De knutsellessen, of lessen Muzische vorming, zijn relaxte uurtjes om de week af te sluiten. Boeken dicht en uitkijken naar het weekend. Maar wist je dat de lessen Muzische vorming zoveel meer kunnen inhouden dan een dosis prettige ontspanning, het reproduceren van voorbeelden of een obligaat knutselwerkje rond een thema. Als de leerkracht een aantal aanpassingen doet aan de klassieke knutselles, kan hij er echte kunsteducatieve lessen van maken. En die lessen kunnen zelfs de zogenaamde 21ste-eeuwse vaardigheden aanscherpen en verschillende breinfuncties ontwikkelen.

Het doel van deze bachelorproef:

  • Onderzoeken wat kunst en kunsteducatie kan doen voor de ontwikkeling van kinderen.
  • Ontwerpprincipes bepalen die de leerkracht helpen om rijke kunsteducatieve lessen op te bouwen.
  • Ontwikkelen van een reeks van kunsteducatieve lessen die inzetten op 21ste-eeuwse vaardigheden en rijke ervaringen met kunst.

Kunsteducatie en het kinderbrein

Kinderen op allerlei manieren met kunst in contact brengen, is leuk. Maar echte kunsteducatie, het ‘doelbewust leren over en met kunst, via gerichte instructie’, kan meer betekenen voor de ontwikkeling van het kind. Deze bachelorproef onderzocht in eerste instantie welke positieve effecten kunsteducatie kan hebben op het kinderbrein.
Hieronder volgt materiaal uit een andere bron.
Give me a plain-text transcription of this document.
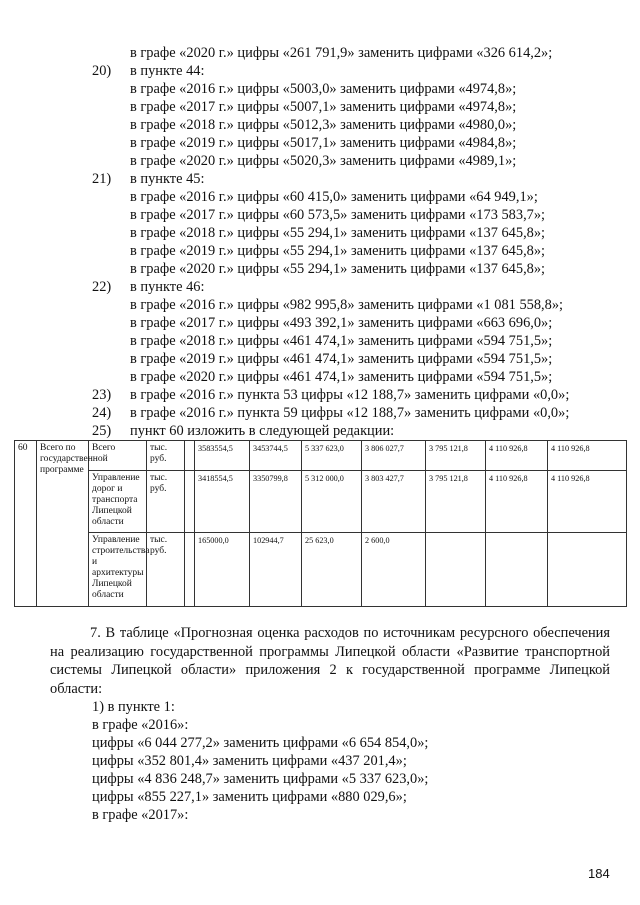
в графе «2020 г.» цифры «261 791,9» заменить цифрами «326 614,2»;
20) в пункте 44:
в графе «2016 г.» цифры «5003,0» заменить цифрами «4974,8»;
в графе «2017 г.» цифры «5007,1» заменить цифрами «4974,8»;
в графе «2018 г.» цифры «5012,3» заменить цифрами «4980,0»;
в графе «2019 г.» цифры «5017,1» заменить цифрами «4984,8»;
в графе «2020 г.» цифры «5020,3» заменить цифрами «4989,1»;
21) в пункте 45:
в графе «2016 г.» цифры «60 415,0» заменить цифрами «64 949,1»;
в графе «2017 г.» цифры «60 573,5» заменить цифрами «173 583,7»;
в графе «2018 г.» цифры «55 294,1» заменить цифрами «137 645,8»;
в графе «2019 г.» цифры «55 294,1» заменить цифрами «137 645,8»;
в графе «2020 г.» цифры «55 294,1» заменить цифрами «137 645,8»;
22) в пункте 46:
в графе «2016 г.» цифры «982 995,8» заменить цифрами «1 081 558,8»;
в графе «2017 г.» цифры «493 392,1» заменить цифрами «663 696,0»;
в графе «2018 г.» цифры «461 474,1» заменить цифрами «594 751,5»;
в графе «2019 г.» цифры «461 474,1» заменить цифрами «594 751,5»;
в графе «2020 г.» цифры «461 474,1» заменить цифрами «594 751,5»;
23) в графе «2016 г.» пункта 53 цифры «12 188,7» заменить цифрами «0,0»;
24) в графе «2016 г.» пункта 59 цифры «12 188,7» заменить цифрами «0,0»;
25) пункт 60 изложить в следующей редакции:
60	Всего по государственной программе	Всего	тыс. руб.		3583554,5	3453744,5	5 337 623,0	3 806 027,7	3 795 121,8	4 110 926,8	4 110 926,8
		Управление дорог и транспорта Липецкой области	тыс. руб.		3418554,5	3350799,8	5 312 000,0	3 803 427,7	3 795 121,8	4 110 926,8	4 110 926,8
		Управление строительства и архитектуры Липецкой области	тыс. руб.		165000,0	102944,7	25 623,0	2 600,0			

7. В таблице «Прогнозная оценка расходов по источникам ресурсного обеспечения на реализацию государственной программы Липецкой области «Развитие транспортной системы Липецкой области» приложения 2 к государственной программе Липецкой области:

1) в пункте 1:
в графе «2016»:
цифры «6 044 277,2» заменить цифрами «6 654 854,0»;
цифры «352 801,4» заменить цифрами «437 201,4»;
цифры «4 836 248,7» заменить цифрами «5 337 623,0»;
цифры «855 227,1» заменить цифрами «880 029,6»;
в графе «2017»:
184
Diverse onderzoeken bewijzen dat bewust met kunst omgaan in de klas verschillende breinfuncties stimuleert. Het waarnemen, beleven en beoefenen van kunst prikkelt namelijk verschillende delen van het brein. Algemeen gesteld, voedt kunst de kinderhersenen waardoor die complexer worden.

Enkele voorbeelden? Kunst stimuleert bepaalde hersengebieden, zoals de frontale cortex, die instaan voor plannen, beslissingen nemen en impulsbeheersing. Die frontale cortex zorgt verder ook voor een groei in creativiteit en flexibiliteit. Kunstbeleving ontwikkelt ook de hersengebieden die verantwoordelijk zijn voor taal. Door rijke kunsteducatieve lessen gaan kinderen op een zeer ongedwongen manier met taal om, waardoor dat deel van de hersenen zich ontwikkelt. Verder draagt kunsteducatie ook bij tot de emotionele ontwikkeling van kinderen. Het kinderbrein zit vol met spiegelneuronen. Die zorgen ervoor dat de mens zich kan inleven in anderen. Door naar kunst te kijken en te ervaren, kunnen kinderen emoties spiegelen en ontdekken.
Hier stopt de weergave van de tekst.